Ohne jetzt einen Vergleich mit taktischen Manövern im Krieg heranzuziehen, ist der Kampf, oder manchmal auch Krampf, um die richtige Stellung gar nicht so weit hergeholt. Das „taktische“ Ziel sollte schon der beidseitige Orgasmus sein, was gerade diese leidenschaftliche zwischenmenschliche Auseinandersetzung doch zu etwas ganz Besonderem macht. Leider ist es aber oft so, dass es, wie in einer realen militärischen Konfrontation, leider bei einem einseitigen Sieg bleiben kann.

Wenn man es genau nimmt, verlieren wohl beide Parteien und so sollte dieses Zusammentreffen der besonderen Art ja nicht enden. Deshalb ist es wichtig, dass man sich schon zuvor im Klaren über die richtige Vorgehensweise auf dem heimischen oder auswärtigen Schlaffeld ist, ohne großartig versteift eine Planung auszuarbeiten. Dazu sind Spontanität neben einer wohldosierten Angriffslust unumstritten bedeutsame Faktoren, die über gemeinsamen Sieg oder einzelner Niederlage entscheiden können. Hierzu (m)ein Taktikplan kurz und knapp:

Taktikplan:

1. Vergesst das Wort „Taktik“!
2. Haltet das Schlaf- und Wohnfeld in Ordnung!
3. Seid nett, ehrlich und gelassen. Ein bisschen Mühe geben schadet nicht!
4. Küssen und zärtliche Berührungen in angemessener Form bewirken oft eine Menge!
5. Erkennt fordernde Zeichen und „antwortet“ entsprechend darauf – d.h. nonverbal!

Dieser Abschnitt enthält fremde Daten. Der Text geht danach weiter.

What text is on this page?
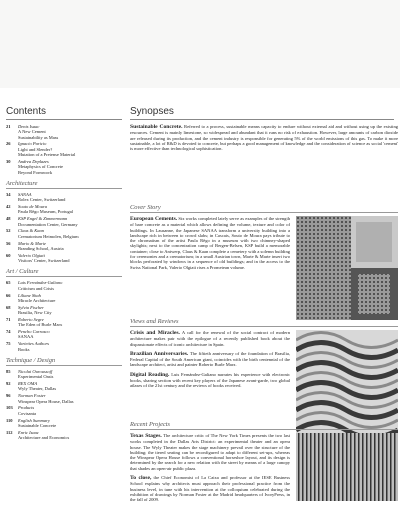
Contents	Synopses
21	Denis Isaac
A New Cement
Sustainability as Mass
26	Ignacio Paricio
Light and Slender?
Mutation of a Pretense Material
30	Andrea Deplazes
Metaphysics of Concrete
Beyond Formwork
Architecture
34	SANAA
Rolex Center, Switzerland
42	Souto de Moura
Paula Rêgo Museum, Portugal
48	KSP Engel & Zimmermann
Documentation Center, Germany
52	Claus & Kaan
Crematorium Heimolen, Belgium
56	Mario & Marie
Branding School, Austria
60	Valerio Olgiati
Visitors' Center, Switzerland
Art / Culture
65	Luis Fernández-Galiano
Criticism and Crisis
66	Líliane Shah
Miracle Architecture
68	Sylvia Fischer
Brasilia, New City
71	Roberto Segre
The Eden of Burle Marx
74	Pencho Carrasco
SANAA
75	Varieties Authors
Books
Technique / Design
85	Nicolai Ouroussoff
Experimental Oasis
92	REX OMA
Wyly Theater, Dallas
96	Norman Foster
Winspear Opera House, Dallas
103	Products
Covisanta
110	English Summary
Sustainable Concrete
112	Enric Isaac
Architecture and Economics
Sustainable Concrete. Referred to a process, sustainable means capacity to endure without external aid and without using up the existing resources. Cement is mainly limestone, so widespread and abundant that it runs no risk of exhaustion. However, large amounts of carbon dioxide are released during its production, and the cement industry is responsible for generating 5% of the world emissions of this gas. To make it more sustainable, a lot of R&D is devoted to concrete, but perhaps a good management of knowledge and the consideration of science as social 'cement' is more effective than technological sophistication.
Cover Story
European Cements. Six works completed lately serve as examples of the strength of bare concrete as a material which allows defining the volume, texture and color of buildings. In Lausanne, the Japanese SANAA transform a university building into a landscape rich in between to crowd slabs; in Cascais, Souto de Moura pays tribute to the chromatism of the artist Paula Rêgo in a museum with two chimney-shaped skylights; next to the concentration camp of Bergen-Belsen, KSP build a memorable container; close to Antwerp, Claus & Kaan complete a cemetery with a solemn building for ceremonies and a crematorium; in a small Austrian town, Marte & Marte insert two blocks perforated by windows in a sequence of old buildings; and in the access to the Swiss National Park, Valerio Olgiati rises a Prometean volume.
Views and Reviews
Crisis and Miracles. A call for the renewal of the social contract of modern architecture makes pair with the epilogue of a recently published book about the dispassionate effects of iconic architecture in Spain.
Brazilian Anniversaries. The fiftieth anniversary of the foundation of Brasilia, Federal Capital of the South American giant, coincides with the birth centennial of the landscape architect, artist and painter Roberto Burle Marx.
Digital Reading. Luis Fernández-Galiano narrates his experience with electronic books, sharing section with recent key players of the Japanese avant-garde, two global atlases of the 21st century and the reviews of books received.
Recent Projects
Texas Stages. The architecture critic of The New York Times presents the two last works completed in the Dallas Arts District: an experimental theater and an opera house. The Wyly Theater makes the stage machinery prevail over the structure of the building; the tiered seating can be reconfigured to adapt to different set-ups, whereas the Winspear Opera House follows a conventional horseshoe layout, and its design is determined by the search for a new relation with the street by means of a large canopy that shades an open-air public plaza.
To close, the Chief Economist of La Caixa and professor at the IESE Business School explains why architects must approach their professional practice from the business level, in tune with his intervention at the colloquium celebrated during the exhibition of drawings by Norman Foster at the Madrid headquarters of IvoryPress, in the fall of 2009.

Wenn es dann soweit ist, dass beide Seiten aufgewärmt in Stellung sind, verbleiben aber noch zwei offene Fragen: „Wer fängt an und wie?“ Einfach rein und wieder raus, wie die Flakgeschütze? Nein, natürlich nicht, zunächst jedenfalls! Laut Punkt 4 und 5 solltet ihr idealerweise auf euer Gegenüber eingehen und auf sein verlangendes Verhalten reagieren. Und wie richtig reagieren? Eine Diskussion vom Zaun zu brechen ist zu diesem Zeitpunkt ebenso sinnfrei, wie stimmungstötend. Was der- oder diejenige als Stellungen bevorzugt oder bevorzugt werden könnte, sollte man wissen oder eben einfühlsam antizipieren. Natürlich spricht nichts gegen eine Vor- besprechung, wie die Präferenzen wohl liegen.

Die richtige Einschätzung der Stellungs-Situation kann also in jedem Fall von Vorteil sein, wenn auch selbstverständlich andere Faktoren, wie persönliche Befindlichkeit und der Ort des Geschehens beachtet werden müssen (siehe Punkt 2, Taktikplan). Die Frage, wer anfängt, solltet ihr dementsprechend auch vergessen! „Actio = Reactio“ heißt es doch schon so schön im dritten Newton’schen Gesetz, wenn auch unlängst seine Grundaussagen relativiert wurden. Ebenso sollte es sich bei euch verhalten, damit einem bilateralem, siegreichem und glückserfülltem Ende nichts im Wege steht.